Эва помолчала. Давление давлению рознь. Наверняка завтра на ноге будут синяки. Недолго думая она слезла с кровати и села на корточки у него между ног. То, что оба они были полностью голыми, ее не смущало.
– Дай я попробую, – сказала она, отстраняя рукой его кулак. Обхватив руками его ногу, она стала аккуратно и ритмично давить на нее.
Блэйк чувствовал, что постепенно расслабляется под волшебством ее рук. Он сомневался, что действия Эвы возымели бы эффект, если бы боль уже не начала проходить, однако теперь ее прохладные ладони казались ему божественными.
Эва сконцентрировалась на своем деле, надеясь хотя бы попытаться ему помочь, и ей нравилось, что он вроде бы начал расслабляться. Дыхание его стало ровнее, и он почти разжал простыню, которую до этого сжимал мертвой хваткой.
– Такое часто происходит? – спросила она.
Блэйк закрыл глаза, стараясь сконцентрироваться на дыхании, а не на боли, как советовал ему психиатр.
– Поначалу довольно часто. Но я из тех, кому повезло, – я сумел справиться благодаря лекарствам… и времени.
Эва подняла голову. Глаза его были закрыты, и, хотя тело его постепенно расслаблялось, в свете лампы он все еще выглядел измотанным и напряженным.
– Но ты явно не исцелился.
Ей было невыносимо представить его здесь одного, наедине с этой болью. И никого рядом, чтобы утешить его.
– Я обычно надеваю на обрубок специальный носок, и он вроде неплохо помогает. Отгоняет боль. Но…

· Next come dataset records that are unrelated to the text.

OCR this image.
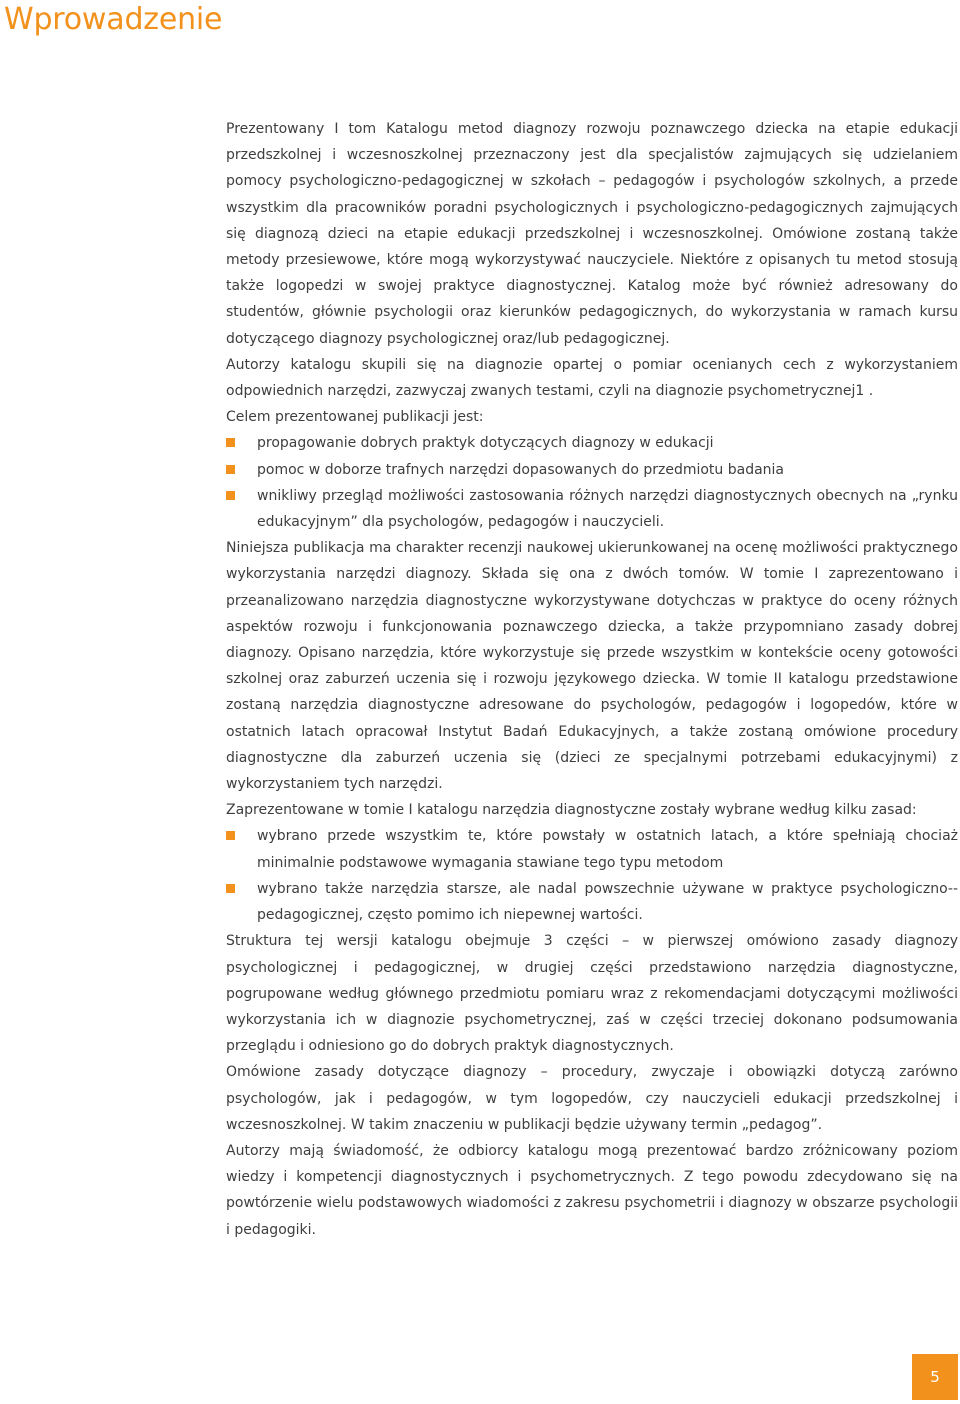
Wprowadzenie

Prezentowany I tom Katalogu metod diagnozy rozwoju poznawczego dziecka na etapie edukacji przedszkolnej i wczesnoszkolnej przeznaczony jest dla specjalistów zajmujących się udzielaniem pomocy psychologiczno-pedagogicznej w szkołach – pedagogów i psychologów szkolnych, a przede wszystkim dla pracowników poradni psychologicznych i psychologiczno-pedagogicznych zajmujących się diagnozą dzieci na etapie edukacji przedszkolnej i wczesnoszkolnej. Omówione zostaną także metody przesiewowe, które mogą wykorzystywać nauczyciele. Niektóre z opisanych tu metod stosują także logopedzi w swojej praktyce diagnostycznej. Katalog może być również adresowany do studentów, głównie psychologii oraz kierunków pedagogicznych, do wykorzystania w ramach kursu dotyczącego diagnozy psychologicznej oraz/lub pedagogicznej.

Autorzy katalogu skupili się na diagnozie opartej o pomiar ocenianych cech z wykorzystaniem odpowiednich narzędzi, zazwyczaj zwanych testami, czyli na diagnozie psychometrycznej1 .

Celem prezentowanej publikacji jest:

propagowanie dobrych praktyk dotyczących diagnozy w edukacji
pomoc w doborze trafnych narzędzi dopasowanych do przedmiotu badania
wnikliwy przegląd możliwości zastosowania różnych narzędzi diagnostycznych obecnych na „rynku edukacyjnym” dla psychologów, pedagogów i nauczycieli.

Niniejsza publikacja ma charakter recenzji naukowej ukierunkowanej na ocenę możliwości praktycznego wykorzystania narzędzi diagnozy. Składa się ona z dwóch tomów. W tomie I zaprezentowano i przeanalizowano narzędzia diagnostyczne wykorzystywane dotychczas w praktyce do oceny różnych aspektów rozwoju i funkcjonowania poznawczego dziecka, a także przypomniano zasady dobrej diagnozy. Opisano narzędzia, które wykorzystuje się przede wszystkim w kontekście oceny gotowości szkolnej oraz zaburzeń uczenia się i rozwoju językowego dziecka. W tomie II katalogu przedstawione zostaną narzędzia diagnostyczne adresowane do psychologów, pedagogów i logopedów, które w ostatnich latach opracował Instytut Badań Edukacyjnych, a także zostaną omówione procedury diagnostyczne dla zaburzeń uczenia się (dzieci ze specjalnymi potrzebami edukacyjnymi) z wykorzystaniem tych narzędzi.

Zaprezentowane w tomie I katalogu narzędzia diagnostyczne zostały wybrane według kilku zasad:

wybrano przede wszystkim te, które powstały w ostatnich latach, a które spełniają chociaż minimalnie podstawowe wymagania stawiane tego typu metodom
wybrano także narzędzia starsze, ale nadal powszechnie używane w praktyce psychologiczno--pedagogicznej, często pomimo ich niepewnej wartości.

Struktura tej wersji katalogu obejmuje 3 części – w pierwszej omówiono zasady diagnozy psychologicznej i pedagogicznej, w drugiej części przedstawiono narzędzia diagnostyczne, pogrupowane według głównego przedmiotu pomiaru wraz z rekomendacjami dotyczącymi możliwości wykorzystania ich w diagnozie psychometrycznej, zaś w części trzeciej dokonano podsumowania przeglądu i odniesiono go do dobrych praktyk diagnostycznych.

Omówione zasady dotyczące diagnozy – procedury, zwyczaje i obowiązki dotyczą zarówno psychologów, jak i pedagogów, w tym logopedów, czy nauczycieli edukacji przedszkolnej i wczesnoszkolnej. W takim znaczeniu w publikacji będzie używany termin „pedagog”.

Autorzy mają świadomość, że odbiorcy katalogu mogą prezentować bardzo zróżnicowany poziom wiedzy i kompetencji diagnostycznych i psychometrycznych. Z tego powodu zdecydowano się na powtórzenie wielu podstawowych wiadomości z zakresu psychometrii i diagnozy w obszarze psychologii i pedagogiki.

5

Блэйк открыл глаза и увидел, как она смотрит на него. Дальнейших объяснений ей не требовалось.
– Пока я была здесь, ты ничего в постели не надевал.
Чувство вины пронзило ее, и на глаза навернулись слезы. Неужели по ее вине случился этот приступ?!
Он пожал плечами:
– Все в порядке. Думаю, еще похороны сказались. Наверняка моя мозгоправша рассказала бы мне о психологической составляющей сегодняшнего обострения.
Он вздохнул и потер шею, снова закрывая глаза:
– Денек выдался нелегкий.
Эва наклонила голову, чувствуя, что вот-вот расплачется. Нелегкий денек? Да у него вся жизнь выдалась нелегкая. Он служил своей стране, получил медаль за отвагу, искренне считая, что попросту сделал то, что сделал бы любой порядочный человек. Куском тела он заплатил за это убеждение. И расплачивался до сих пор. Все еще ходил на похороны. Все еще просыпался ночью от диких болей в несуществующей ноге.
Обрубок был ровным и гладким, но боль… Ей невыносима была сама мысль о боли, которую ему приходилось терпеть. Если то, что она видела сегодня, лишь отдаленно отражало его мучения после взрыва, то она не знала, как он сумел это вытерпеть.
Звуки хака раздавались в ее голове с каждым нажимом ее руки. Злость и страдания навалились на ее грудь подобно каменной глыбе, давя ей на горло и на легкие. Глаза ее начали слезиться.
Блэйк почувствовал на своем бедре что-то теплое и влажное, посмотрел вниз и увидел одну-единственную слезинку. Он перевел глаза на опущенную голову Эвы.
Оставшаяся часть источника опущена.